Tissue and microstructural deformations in aortic tissue under stretch and after deformation recovery

Elucidating how cardiovascular biomechanics is regulated during health and disease is critical for developing diagnostic and therapeutic methods. The extracellular matrix of cardiovascular tissue is composed of multiple fibrillar networks embedded in an amorphous ground substance and has been found to reveal time-dependent mechanical behavior. Given the multiscale nature of tissue biomechanics, an accurate description of cardiovascular biomechanics can be obtained only when microstructural morphology is characterized and put together in correlation with tissue-scale mechanics. In this study, we sought to determine how the microstructural configuration in aortic tissue changes with tissue-scale loading protocols.
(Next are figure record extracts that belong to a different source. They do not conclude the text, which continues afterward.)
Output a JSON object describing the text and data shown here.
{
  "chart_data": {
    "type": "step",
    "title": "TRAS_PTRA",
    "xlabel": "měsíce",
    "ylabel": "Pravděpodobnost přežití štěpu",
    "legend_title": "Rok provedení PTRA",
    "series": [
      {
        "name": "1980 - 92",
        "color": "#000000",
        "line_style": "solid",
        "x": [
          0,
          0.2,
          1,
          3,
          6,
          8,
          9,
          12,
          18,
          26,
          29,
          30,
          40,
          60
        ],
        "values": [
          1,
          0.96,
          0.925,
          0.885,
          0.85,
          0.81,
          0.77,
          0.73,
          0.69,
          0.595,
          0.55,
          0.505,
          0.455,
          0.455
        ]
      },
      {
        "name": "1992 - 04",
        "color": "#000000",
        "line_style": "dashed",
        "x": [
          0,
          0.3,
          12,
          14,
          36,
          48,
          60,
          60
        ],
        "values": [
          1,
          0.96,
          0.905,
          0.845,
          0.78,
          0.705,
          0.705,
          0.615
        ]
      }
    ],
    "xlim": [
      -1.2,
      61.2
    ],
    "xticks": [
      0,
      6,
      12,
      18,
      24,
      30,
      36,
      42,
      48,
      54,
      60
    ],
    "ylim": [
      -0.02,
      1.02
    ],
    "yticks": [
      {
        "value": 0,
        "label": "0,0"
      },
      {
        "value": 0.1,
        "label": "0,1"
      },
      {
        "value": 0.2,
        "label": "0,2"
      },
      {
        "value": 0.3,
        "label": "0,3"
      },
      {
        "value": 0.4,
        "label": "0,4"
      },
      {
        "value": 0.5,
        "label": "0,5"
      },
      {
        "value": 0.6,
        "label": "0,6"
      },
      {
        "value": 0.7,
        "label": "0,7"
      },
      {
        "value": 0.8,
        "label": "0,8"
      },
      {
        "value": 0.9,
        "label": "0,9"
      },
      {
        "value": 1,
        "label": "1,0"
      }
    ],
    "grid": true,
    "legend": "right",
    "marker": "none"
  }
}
At the tissue level, rather intuitively, the width and thickness decrease when specimens undergo elongation and it is found that there is a higher inverse correlation between the elongation of circumferential specimens and the shrinkage along the thickness than along the width. After deformation recovery, the specimens show levels of permanent deformation in both thickness and width as neither recovers the initial values for the unstretched specimen, with higher permanent deformation measured for thickness. At the microstructural level, the networks in the wall inner layer show straighter fibrillar structure under stretch, which partly returns to the crimping structure after deformation recovery. This study indicates a microstructural basis for observations of regional permanent tissue stretch in artery tissues, and furnishes early data for developing multiscale models of cardiovascular viscoelastic/viscoplastic modeling.